One college lecturer, who asked not be identified, told of her concerns about 14 to 16-year-olds.

She said: "I still have problems, particularly because of the students the schools send us. I only have a small group, but I would say that all of them would certainly be in receipt of some sort of special needs support at school.

"They would be on the special needs register at some level - ADHD, mainly emotional and behavioural stuff. There's one young lad with ADHD - if we get him to sit down we've done well.

"At the start of the course, we did have some of them chucking things around the classroom as well, but it is more low-level disruption. When that's constant, it becomes a big thing.

"And the support doesn't follow them. They come to college without anybody with them , so I'm teaching these students on my own. Now there's only eight in the group - we lost a third.

"Some of them did find it hard to keep up, but you can only spin so many plates at once if you're in there on your own, and I do think some of the behaviour and the lack of support is responsible.

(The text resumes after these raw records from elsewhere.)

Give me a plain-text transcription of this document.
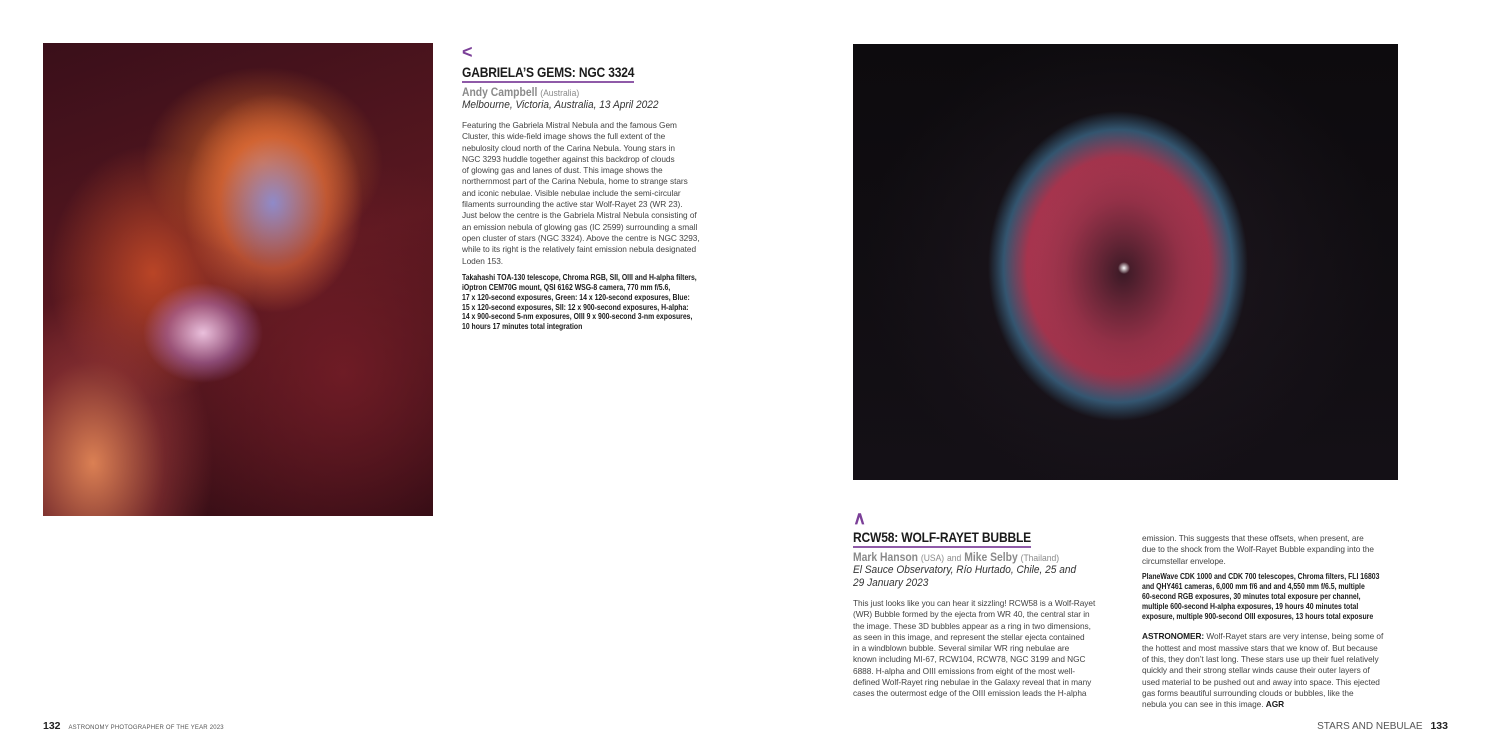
<
GABRIELA’S GEMS: NGC 3324
Andy Campbell (Australia)
Melbourne, Victoria, Australia, 13 April 2022
Featuring the Gabriela Mistral Nebula and the famous Gem
Cluster, this wide-field image shows the full extent of the
nebulosity cloud north of the Carina Nebula. Young stars in
NGC 3293 huddle together against this backdrop of clouds
of glowing gas and lanes of dust. This image shows the
northernmost part of the Carina Nebula, home to strange stars
and iconic nebulae. Visible nebulae include the semi-circular
filaments surrounding the active star Wolf-Rayet 23 (WR 23).
Just below the centre is the Gabriela Mistral Nebula consisting of
an emission nebula of glowing gas (IC 2599) surrounding a small
open cluster of stars (NGC 3324). Above the centre is NGC 3293,
while to its right is the relatively faint emission nebula designated
Loden 153.
Takahashi TOA-130 telescope, Chroma RGB, SII, OIII and H-alpha filters,
iOptron CEM70G mount, QSI 6162 WSG-8 camera, 770 mm f/5.6,
17 x 120-second exposures, Green: 14 x 120-second exposures, Blue:
15 x 120-second exposures, SII: 12 x 900-second exposures, H-alpha:
14 x 900-second 5-nm exposures, OIII 9 x 900-second 3-nm exposures,
10 hours 17 minutes total integration
132 ASTRONOMY PHOTOGRAPHER OF THE YEAR 2023
∧
RCW58: WOLF-RAYET BUBBLE
Mark Hanson (USA) and Mike Selby (Thailand)
El Sauce Observatory, Río Hurtado, Chile, 25 and
29 January 2023
This just looks like you can hear it sizzling! RCW58 is a Wolf-Rayet
(WR) Bubble formed by the ejecta from WR 40, the central star in
the image. These 3D bubbles appear as a ring in two dimensions,
as seen in this image, and represent the stellar ejecta contained
in a windblown bubble. Several similar WR ring nebulae are
known including MI-67, RCW104, RCW78, NGC 3199 and NGC
6888. H-alpha and OIII emissions from eight of the most well-
defined Wolf-Rayet ring nebulae in the Galaxy reveal that in many
cases the outermost edge of the OIII emission leads the H-alpha
emission. This suggests that these offsets, when present, are
due to the shock from the Wolf-Rayet Bubble expanding into the
circumstellar envelope.
PlaneWave CDK 1000 and CDK 700 telescopes, Chroma filters, FLI 16803
and QHY461 cameras, 6,000 mm f/6 and and 4,550 mm f/6.5, multiple
60-second RGB exposures, 30 minutes total exposure per channel,
multiple 600-second H-alpha exposures, 19 hours 40 minutes total
exposure, multiple 900-second OIII exposures, 13 hours total exposure
ASTRONOMER: Wolf-Rayet stars are very intense, being some of
the hottest and most massive stars that we know of. But because
of this, they don’t last long. These stars use up their fuel relatively
quickly and their strong stellar winds cause their outer layers of
used material to be pushed out and away into space. This ejected
gas forms beautiful surrounding clouds or bubbles, like the
nebula you can see in this image. AGR
STARS AND NEBULAE 133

"The beginning of lessons is usually quite disrupted because they come from three different areas, which sets you off on the wrong foot to start with.

They are all meant to be here for 9am, but because they come from three schools, that seems to be very difficult to co-ordinate.

"At the beginning of the class, we had issues of rivalry between schools, and beyond that it's mainly getting them down to focusing on what we're doing. Their attention span is very, very short."